In 2010, Every Cure’s cofounder Dr. David Fajgenbaum was a third-year medical student when he became critically ill with Castleman disease (CD). He spent months hospitalized in critical condition and nearly died five times. David was told there were no more options for his disease and waiting for a new treatment – requiring billions of research dollars and 10-15 years – was not a possibility. Repurposing an existing drug was his only hope. Repurposing existing drugs for new uses is possible, because many diseases share the same underlying problem or mechanism in the body and many drugs can have multiple mechanisms of action. David launched an initiative to find treatments to save his life and the lives of others with CD. He and his team discovered an overactive pathway in his blood and tested a 25-year-old drug called sirolimus that was approved as an immunosuppressant after kidney transplants but had never been used for CD, to block that pathway. As a result of this repurposed drug, David has been in remission for more than 11 years. During this time, Dr. Fajgenbaum and his teams at the University of Pennsylvania, Castleman Disease Collaborative Network, and Every Cure have advanced 14 repurposed drugs for multiple diseases, saving thousands of lives like Kaila, Michael, and Al.

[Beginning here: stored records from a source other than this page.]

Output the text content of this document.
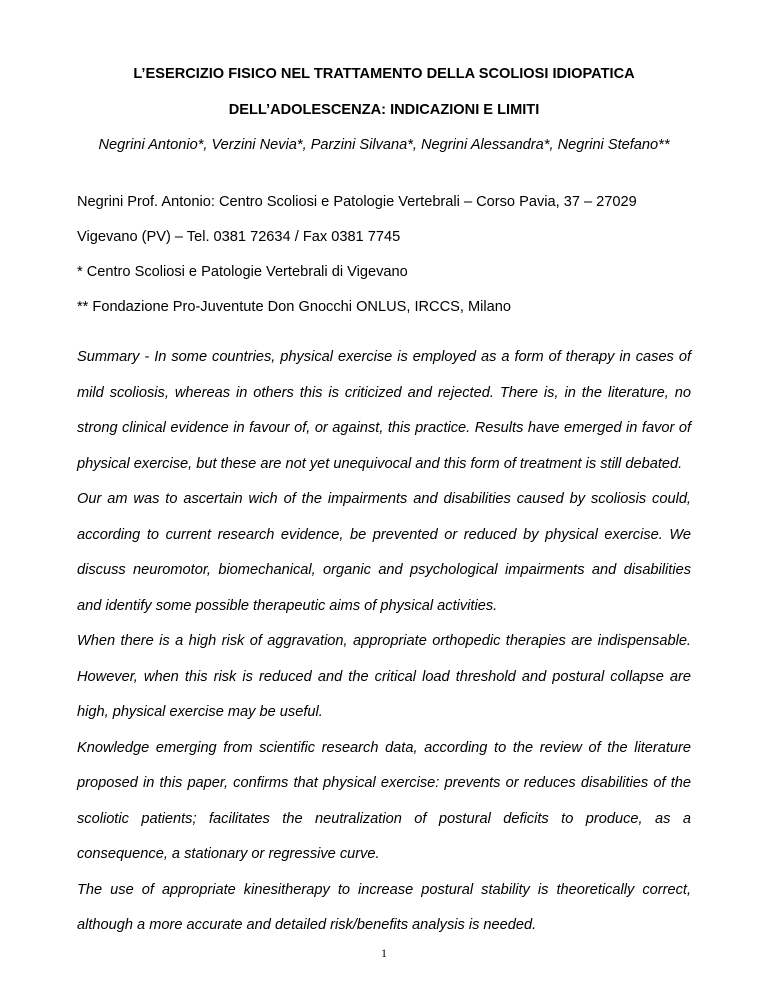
L’ESERCIZIO FISICO NEL TRATTAMENTO DELLA SCOLIOSI IDIOPATICA
DELL’ADOLESCENZA: INDICAZIONI E LIMITI
Negrini Antonio*, Verzini Nevia*, Parzini Silvana*, Negrini Alessandra*, Negrini Stefano**
Negrini Prof. Antonio: Centro Scoliosi e Patologie Vertebrali – Corso Pavia, 37 – 27029
Vigevano (PV) – Tel. 0381 72634 / Fax 0381 7745
* Centro Scoliosi e Patologie Vertebrali di Vigevano
** Fondazione Pro-Juventute Don Gnocchi ONLUS, IRCCS, Milano

Summary - In some countries, physical exercise is employed as a form of therapy in cases of mild scoliosis, whereas in others this is criticized and rejected. There is, in the literature, no strong clinical evidence in favour of, or against, this practice. Results have emerged in favor of physical exercise, but these are not yet unequivocal and this form of treatment is still debated.

Our am was to ascertain wich of the impairments and disabilities caused by scoliosis could, according to current research evidence, be prevented or reduced by physical exercise. We discuss neuromotor, biomechanical, organic and psychological impairments and disabilities and identify some possible therapeutic aims of physical activities.

When there is a high risk of aggravation, appropriate orthopedic therapies are indispensable. However, when this risk is reduced and the critical load threshold and postural collapse are high, physical exercise may be useful.

Knowledge emerging from scientific research data, according to the review of the literature proposed in this paper, confirms that physical exercise: prevents or reduces disabilities of the scoliotic patients; facilitates the neutralization of postural deficits to produce, as a consequence, a stationary or regressive curve.

The use of appropriate kinesitherapy to increase postural stability is theoretically correct, although a more accurate and detailed risk/benefits analysis is needed.

1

On a mission to save and improve lives by repurposing drugs
Launched in 2022, Every Cure is on a mission to save and improve lives by repurposing drugs. We are pioneering a novel approach called Computational Pharmacophenomics that utilizes AI/ML to rapidly scan across the world’s knowledge of all drugs and all diseases to identify the best drug repurposing opportunities to advance to patients in need. Every Cure was founded to ensure that patients don’t suffer while potential treatments hide in plain sight. For the first time ever – rather than starting with a specific disease or drug to identify potential treatments – Every Cure is pursuing “impact-driven drug repurposing” which involves systematically looking across all possible repurposed treatments to find the greatest opportunities to impact patients’ lives. This data-driven approach maximizes the likelihood of success and the impact we can make per dollar spent.
Also for the first time ever, Every Cure is taking end-to-end responsibility for making sure the repurposed treatments we identify make it all the way to the patients who can benefit from them. We measure success based on the suffering we’re able to relieve for patients and the number of diseases we’re able to advance repurposed treatments for. We chose to be a nonprofit organization so that we could fill the gap in our system and pursue non-profitable treatments that are left behind. Between these pioneering approaches and our nonprofit mission, Every Cure is able to overcome the systemic barriers that have prevented our approved medicines from being used for all diseases they can treat and unlock treatments at a fraction of the cost and time. While traditional research would take years to investigate all diseases and all drugs that may be able to treat them, our AI approach is able to look across all 18K diseases and 4K drugs to quantify the strength of 75M drug-disease matches within days. Our team assesses the highest potential matches, generates evidence about effectiveness through laboratory research and clinical trials and disseminates successes in partnership with patient organizations, democratizing medical insights and reducing health inequities worldwide.
In just two years of operating, we have already launched 6 drug repurposing programs across a range of conditions and are having an impact on the lives of patients in need. The first patient we treated with a top scoring drug from our AI platform has been alive for over two years; this was described in the New England Journal of Medicine and the New York Times. We have also been able to increase utilization of a predictive blood test and a repurposed medicine to improve speech in children who have antibodies against the folate vitamin receptor and autism spectrum disorder (CBS Evening News). We aim to unlock repurposed treatments for 15 to 25 diseases by 2030.
We are grateful for the support we have received from our generous supporters, including Chan Zuckerberg Initiative, TED Audacious Project, Flagship Pioneering, Lyda Hill Philanthropies, Elevate Prize Foundation, and Arnold Ventures as well as the federal agency, ARPA-H and countless individuals. While we are thankful for the support and impact to date, we have so much more work still to do. We will not stop until we create a world where no patient suffers when there is a treatment that could help them sitting on the pharmacy shelf. We hope you will join us on this mission.